The Tehrik-e-Taliban’s declaration of solidarity with the Pakistani government against India is of interest because the Tehrik has been at the forefront of attacks against Islamabad, including the Pakistan military.

india Updated: Dec 25, 2008 23:59 IST

The Tehrik-e-Taliban’s declaration of solidarity with the Pakistani government against India is of interest because the Tehrik has been at the forefront of attacks against Islamabad, including the Pakistan military. At one level, it is evidence of how hostility to India unites the most disparate elements of Pakistan. At another, it reflects the shared worldview of the Pakistani military and the Islamicist militant groups it is supposedly combating. The officer corps has made no secret of its belief that the fighting in the tribal areas could be resolved by negotiation, that the conflicts there are a “misunderstanding” or a consequence of US pressure.

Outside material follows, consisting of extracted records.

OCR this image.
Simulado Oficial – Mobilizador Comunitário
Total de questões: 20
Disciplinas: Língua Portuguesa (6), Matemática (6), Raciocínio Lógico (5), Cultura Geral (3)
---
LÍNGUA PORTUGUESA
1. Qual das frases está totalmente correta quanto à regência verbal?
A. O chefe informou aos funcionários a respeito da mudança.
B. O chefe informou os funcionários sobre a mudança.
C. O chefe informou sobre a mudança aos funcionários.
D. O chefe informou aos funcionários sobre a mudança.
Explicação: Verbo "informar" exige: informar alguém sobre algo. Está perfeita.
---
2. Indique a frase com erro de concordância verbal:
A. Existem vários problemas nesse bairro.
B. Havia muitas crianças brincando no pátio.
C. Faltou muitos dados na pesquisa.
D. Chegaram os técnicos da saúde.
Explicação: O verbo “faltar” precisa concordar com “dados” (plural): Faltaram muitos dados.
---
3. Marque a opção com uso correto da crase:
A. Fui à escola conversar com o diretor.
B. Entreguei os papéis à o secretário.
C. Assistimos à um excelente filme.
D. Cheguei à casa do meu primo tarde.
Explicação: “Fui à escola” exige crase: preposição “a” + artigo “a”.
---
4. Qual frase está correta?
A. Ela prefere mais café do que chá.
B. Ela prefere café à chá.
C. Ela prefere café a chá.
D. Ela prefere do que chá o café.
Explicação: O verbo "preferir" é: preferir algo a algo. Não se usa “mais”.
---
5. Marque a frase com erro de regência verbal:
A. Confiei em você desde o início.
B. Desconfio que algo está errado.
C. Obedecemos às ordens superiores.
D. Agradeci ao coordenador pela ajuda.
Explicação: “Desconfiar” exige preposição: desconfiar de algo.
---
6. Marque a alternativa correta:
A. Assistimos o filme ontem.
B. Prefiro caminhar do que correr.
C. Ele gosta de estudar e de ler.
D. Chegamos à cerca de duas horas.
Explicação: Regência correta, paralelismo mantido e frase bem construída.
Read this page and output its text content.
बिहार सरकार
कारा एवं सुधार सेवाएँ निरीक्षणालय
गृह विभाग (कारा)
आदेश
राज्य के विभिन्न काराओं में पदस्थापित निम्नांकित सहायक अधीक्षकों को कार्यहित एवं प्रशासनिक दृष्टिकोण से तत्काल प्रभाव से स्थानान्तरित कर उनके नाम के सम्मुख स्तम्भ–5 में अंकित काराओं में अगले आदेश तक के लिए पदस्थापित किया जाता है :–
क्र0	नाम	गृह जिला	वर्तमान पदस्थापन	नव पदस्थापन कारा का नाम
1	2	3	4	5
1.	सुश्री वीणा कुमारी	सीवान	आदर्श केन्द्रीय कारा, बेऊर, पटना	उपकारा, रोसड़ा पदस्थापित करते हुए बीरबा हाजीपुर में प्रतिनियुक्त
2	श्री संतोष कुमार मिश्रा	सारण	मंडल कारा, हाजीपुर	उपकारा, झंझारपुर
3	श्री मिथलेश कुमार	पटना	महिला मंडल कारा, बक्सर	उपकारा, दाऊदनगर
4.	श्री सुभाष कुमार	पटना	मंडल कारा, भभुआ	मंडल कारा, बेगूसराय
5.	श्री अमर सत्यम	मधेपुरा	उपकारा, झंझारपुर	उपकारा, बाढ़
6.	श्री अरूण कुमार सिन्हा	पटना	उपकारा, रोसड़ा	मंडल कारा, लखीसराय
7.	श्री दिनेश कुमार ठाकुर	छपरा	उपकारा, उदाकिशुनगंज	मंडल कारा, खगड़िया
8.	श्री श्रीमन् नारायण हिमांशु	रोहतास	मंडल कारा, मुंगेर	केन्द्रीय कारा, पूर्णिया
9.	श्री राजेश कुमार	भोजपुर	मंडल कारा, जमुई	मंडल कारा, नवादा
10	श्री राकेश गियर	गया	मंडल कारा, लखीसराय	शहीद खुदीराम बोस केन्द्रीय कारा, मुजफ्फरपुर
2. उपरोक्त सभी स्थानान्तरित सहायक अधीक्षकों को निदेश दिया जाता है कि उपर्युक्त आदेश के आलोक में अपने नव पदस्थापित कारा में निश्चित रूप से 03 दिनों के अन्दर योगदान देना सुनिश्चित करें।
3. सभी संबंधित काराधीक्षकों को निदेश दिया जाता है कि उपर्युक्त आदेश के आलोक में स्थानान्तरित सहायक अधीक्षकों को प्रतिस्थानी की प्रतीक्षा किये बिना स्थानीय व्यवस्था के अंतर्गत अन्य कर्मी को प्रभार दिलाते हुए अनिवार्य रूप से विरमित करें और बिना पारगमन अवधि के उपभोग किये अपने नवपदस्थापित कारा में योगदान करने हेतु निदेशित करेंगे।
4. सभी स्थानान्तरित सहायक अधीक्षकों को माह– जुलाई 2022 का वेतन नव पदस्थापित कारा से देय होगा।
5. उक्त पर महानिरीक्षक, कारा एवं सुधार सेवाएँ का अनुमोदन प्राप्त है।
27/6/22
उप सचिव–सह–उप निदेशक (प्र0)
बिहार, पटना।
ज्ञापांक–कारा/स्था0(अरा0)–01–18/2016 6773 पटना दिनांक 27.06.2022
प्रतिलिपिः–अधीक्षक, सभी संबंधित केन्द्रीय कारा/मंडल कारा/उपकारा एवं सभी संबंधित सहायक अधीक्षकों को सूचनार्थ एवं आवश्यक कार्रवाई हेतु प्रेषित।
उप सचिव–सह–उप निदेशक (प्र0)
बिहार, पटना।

The Mumbai attack has shown how pointless it is to differentiate between a militant group that targets Kashmir and one that targets Kabul. However, Mumbai has also thrown up evidence that the difference between Pakistan’s military and its mullahs is far less than is believed. The only “non-State actor” that matters in Pakistan is its army, an institution that dwarfs the State that it is supposed to serve. And the involvement of this non-State actor in supporting groups like Lashkar-e-Tayyeba and giving the green light for the Mumbai attacks is increasingly evident. Washington, the only capital with any real leverage over Pakistan, has asked itself the follow-up question: why would the Pakistani military sponsor something on the scale of the Mumbai attacks? The answer would seem to lie in the military’s desire to escape its commitments in the tribal areas. If India had followed the 2002 pattern, Pakistan would have had the excuse to move its six divisions from the Afghan border. This, in turn, would have ended the military option in the tribal areas leaving a negotiated settlement with groups like the Tehrik as the default stance.

For its own interests, the US needs to increase pressure on Pakistan. The Pakistani military must not be allowed to escape responsibility for Mumbai, otherwise it will keep trying to find means to avoid its responsibilities in the tribal areas. The men in khaki are in a state of denial. They insist the militant problem is about India’s actions in Kashmir, Kabul’s weakness in Afghanistan, US policies in West Asia — everyone is to blame except Pakistan itself. That the Tehrik should offer a common front with the military is no surprise. They are, ultimately, two sides of the same coin.